Bryn Mawr Classical Review 1999.06.07

Cynthia B. Patterson, The Family in Greek History.   Cambridge, MA:  Harvard University Press, 1998.  Pp. xii, 286.  ISBN 0-674-29270-7.  $35.00.  

Reviewed by Tim Parkin, University of Canterbury (
Word count: 2035 words

'It is both a natural and a proper desire to learn, if possible, how all [the] ages upon ages of past time have been expended by mankind; how savages, advancing by slow, almost imperceptible steps, attained the higher condition of barbarians; how barbarians, by similar progressive advancement, finally attained to civilization; and why other tribes and nations have been left behind in the race of progress -- some in civilization, some in barbarism, and others in savagery. It is not too much to expect that ultimately these several questions will be answered.' So wrote Lewis Morgan in the preface to his Ancient Society, or Researches in the Lines of Human Progress from Savagery through Barbarism to Civilization (New York, 1877). Times, interests, and attitudes have changed. But the unfortunate legacy of some nineteenth-century approaches is not so easy to discern or to dismiss, even as we broach the study of new aspects of the past.

Cynthia Patterson's new book reminds the reader of this and confronts the problem head-on. It is a welcome and useful addition to the very recent body of scholarship that has appeared on the ancient Greek family and, although the title might not at first explicitly indicate it, to the much more considerable scholarship on the role of women in the Greek world. It is a book with both a broad ambit and a definite thesis, and even if it is not as innovative or revolutionary as the author might assert, it is an important contribution to several on-going revisionist debates in the field of Greek social history.

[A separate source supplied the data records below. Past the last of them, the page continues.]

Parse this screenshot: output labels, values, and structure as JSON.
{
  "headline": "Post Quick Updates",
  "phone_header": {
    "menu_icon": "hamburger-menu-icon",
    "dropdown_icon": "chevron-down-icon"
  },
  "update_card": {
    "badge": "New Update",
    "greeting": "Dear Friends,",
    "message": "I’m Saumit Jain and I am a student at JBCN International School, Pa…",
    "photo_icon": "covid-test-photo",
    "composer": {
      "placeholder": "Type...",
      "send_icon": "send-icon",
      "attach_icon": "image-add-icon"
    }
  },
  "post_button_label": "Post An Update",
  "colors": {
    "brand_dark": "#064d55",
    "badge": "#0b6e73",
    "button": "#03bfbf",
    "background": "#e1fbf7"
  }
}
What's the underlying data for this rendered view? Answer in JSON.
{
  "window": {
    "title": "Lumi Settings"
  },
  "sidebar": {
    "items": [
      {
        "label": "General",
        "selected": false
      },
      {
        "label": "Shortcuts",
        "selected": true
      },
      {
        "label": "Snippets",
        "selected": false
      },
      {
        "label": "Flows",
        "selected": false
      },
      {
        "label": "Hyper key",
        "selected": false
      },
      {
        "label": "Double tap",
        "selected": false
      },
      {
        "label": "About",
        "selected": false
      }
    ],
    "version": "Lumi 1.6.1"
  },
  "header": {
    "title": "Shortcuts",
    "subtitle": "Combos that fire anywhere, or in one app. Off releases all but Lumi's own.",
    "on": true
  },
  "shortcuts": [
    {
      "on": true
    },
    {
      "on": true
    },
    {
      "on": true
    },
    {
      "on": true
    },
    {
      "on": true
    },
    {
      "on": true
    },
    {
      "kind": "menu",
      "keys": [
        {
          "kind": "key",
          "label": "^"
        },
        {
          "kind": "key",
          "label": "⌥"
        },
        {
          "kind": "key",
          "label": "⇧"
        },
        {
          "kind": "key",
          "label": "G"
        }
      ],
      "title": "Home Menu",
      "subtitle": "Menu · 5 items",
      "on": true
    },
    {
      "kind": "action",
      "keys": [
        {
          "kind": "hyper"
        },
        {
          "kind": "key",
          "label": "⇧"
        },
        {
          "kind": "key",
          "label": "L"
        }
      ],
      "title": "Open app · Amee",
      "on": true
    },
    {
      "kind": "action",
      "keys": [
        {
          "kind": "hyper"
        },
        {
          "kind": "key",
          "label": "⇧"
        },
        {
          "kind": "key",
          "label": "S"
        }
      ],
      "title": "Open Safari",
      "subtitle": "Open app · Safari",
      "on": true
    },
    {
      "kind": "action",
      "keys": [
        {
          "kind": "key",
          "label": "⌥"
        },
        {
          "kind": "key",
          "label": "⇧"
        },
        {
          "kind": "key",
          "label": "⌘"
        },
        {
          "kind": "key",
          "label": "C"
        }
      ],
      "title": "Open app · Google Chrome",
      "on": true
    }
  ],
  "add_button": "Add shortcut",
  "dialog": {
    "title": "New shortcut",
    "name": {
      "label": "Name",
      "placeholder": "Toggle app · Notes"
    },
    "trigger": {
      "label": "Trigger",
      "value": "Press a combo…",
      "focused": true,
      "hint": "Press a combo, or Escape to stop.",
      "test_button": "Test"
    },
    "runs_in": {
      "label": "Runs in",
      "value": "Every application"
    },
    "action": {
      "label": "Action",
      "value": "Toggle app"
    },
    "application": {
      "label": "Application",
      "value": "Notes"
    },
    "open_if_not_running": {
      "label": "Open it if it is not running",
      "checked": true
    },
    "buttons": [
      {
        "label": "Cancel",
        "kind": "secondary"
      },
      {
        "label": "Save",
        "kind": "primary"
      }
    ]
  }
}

Despite the lead that W. K. Lacey provided over thirty years ago with his now classic The Family in Classical Greece, sociohistorical study of the Roman family has left its Greek counterpart very far behind, and this is not just a result of the nature or abundance of the testimony. Only in the last few years has that situation begun to be remedied, most notably through the publication of books by Sarah Pomeroy and Cheryl Anne Cox,1 as well as through the appearance this decade of many articles, and a few other related books, by scholars such as Patterson. The books by Pomeroy and Cox are both more specialized in their focus and approach, and ultimately more sophisticated and more stimulating, than the book currently under review. Patterson (henceforth P.) has in many ways attempted to do what Lacey did, in providing a very broad chronological survey (although one which is sometimes limiting, as in chapter 3) and geographical overview of the Greek family, based predominantly on literary texts; in the process P. eschews most comparative anthropological material and analysis. Lacey's book, P. asserts, 'was essentially a retelling of the old story for a new audience' (p. 37), but I am not so sure that the same cannot be said of this book -- a new audience with a different agenda. That is not to say, however, that this book is not an advance in certain respects. P. has made some good use of scholarship on the Roman family (her book effectively begins and ends with reference to Suzanne Dixon's The Roman Family). Also, and more importantly, P. asserts that she is challenging the line that Lacey has helped to make conventional. In other words, the similarities between this and Lacey's book should not obscure some fundamental differences in approach. This is not a book to replace Lacey -- to my mind it is not as good -- but one to supplement and update parts of it. P. promises much and challenges many (alleged) tenets. If she does not deliver as much as the reader might at first expect in the opening pages, she does provide nevertheless a very useful and quite provocative study of several key aspects relating to Greek social history, based on a carefully considered thesis and very good use of source criticism, as well as a sound sociological, historical, and demographic (p. 43) awareness.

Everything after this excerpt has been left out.